Cristina ressalta que essa não é mais uma das suas “aulas magistrais”, mas reitera a necessidade de nos informar e conscientizar o povo. O seu papel é indiscutível, bem como o do kirchnerismo, pela sua experiência de gestão e conquistas de soberania e bem-estar social entre 2003 e 2015. Sem um cargo político, ameaçada por lawfare e por um atentado, Cristina Kirchner encoraja e não deixa de ser uma líder ordenadora e formadora de quadros do peronismo e da UP. Sua atuação se concentra em construir no Campo Popular âmbitos de debate e elaboração política, de programa e quadros capazes de poder derrotar este projeto neoliberal criminoso, seja na área parlamentar, sindical e nos movimentos sociais. No seu discurso Cristina dá prioridade a esse ordenamento e não às questões internas do justicialismo.
Na semana entrante se retomam, as sessões para debater e votar a nova Lei de Bases e o Pacto Fiscal de Milei. A Lei de Bases com seus 220 artigos é o que restou da Lei Ônibus com seus 664 artigos que em fevereiro foi rechaçada no Congresso. Mas, substancialmente continua danosa e dá campo às chamadas faculdades delegadas do Executivo para desregular a economia, privatizar as empresas públicas e concretizar uma reforma trabalhista que permita a precarização, restitua a cobrança do imposto de renda a um piso inferior, e a venda de terras aos estrangeiros. Cristina Kirchner deixou claro que é preciso estar alerta ao capítulo da Lei que “dá poderes ao Presidente para cancelar 2.308 obras públicas” e que, ao mesmo tempo, “proíbe a revisão dos contratos dolarizados de geração de energia renovável, térmica e hidroelétrica, principal causa do aumento astronômico das tarifas de eletricidade."

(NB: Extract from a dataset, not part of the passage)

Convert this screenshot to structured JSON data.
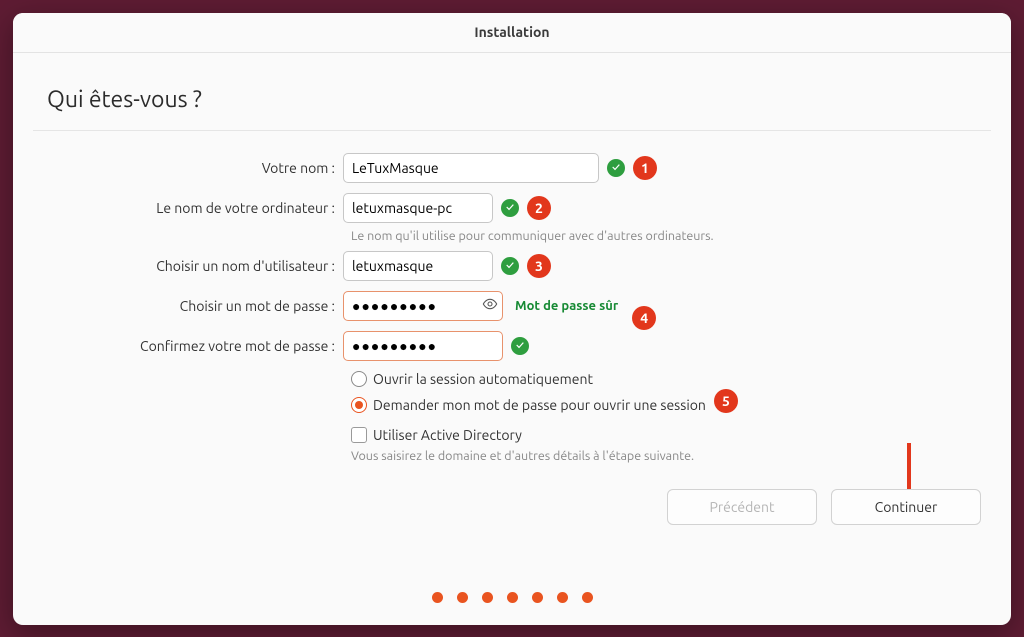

Algum sábio analista disse que o 23 de abril foi um plebiscito pela escola pública. Verdade. O povo votou com os pés. Agora, há que ver como respondem as lideranças políticas para dar uma saída à pressão social. No dia 25 de abril, dois dias depois da sinalização de um milhão nas ruas, a oposição, UP (União pela Pátria), FIT e parte da U. Cívica Radical, convocaram uma sessão especial na Câmara de Deputados para responder ao tema das verbas das universidades públicas. Não houve quórum por ausência de oficialistas e centristas entre os quais, contraditoriamente, alguns haviam presenciado a manifestação.
A força do 23 de abril deve dar a pensar às forças políticas oficialistas e opositoras, antes de votar no Congresso a Lei de Bases nesta semana em nome do povo: isso é só o começo. Em quatro meses de governo da Liberdade Avança, o povo argentino avançou massivamente às ruas: 24J, 8M, 24M, 23A. Salta-se da quantidade à qualidade. As centrais sindicais preparam uma significativa manifestação de 1º. de Maio e, no próximo 9 de maio há greve geral decretada pela CGT, CTAs, ATE, La Bancária, e diversos sindicatos, com previsível multidão de trabalhadores e estudantes organizados nas ruas.
* Este é um artigo de opinião, de responsabilidade do autor, e não reflete a opinião do Brasil 247.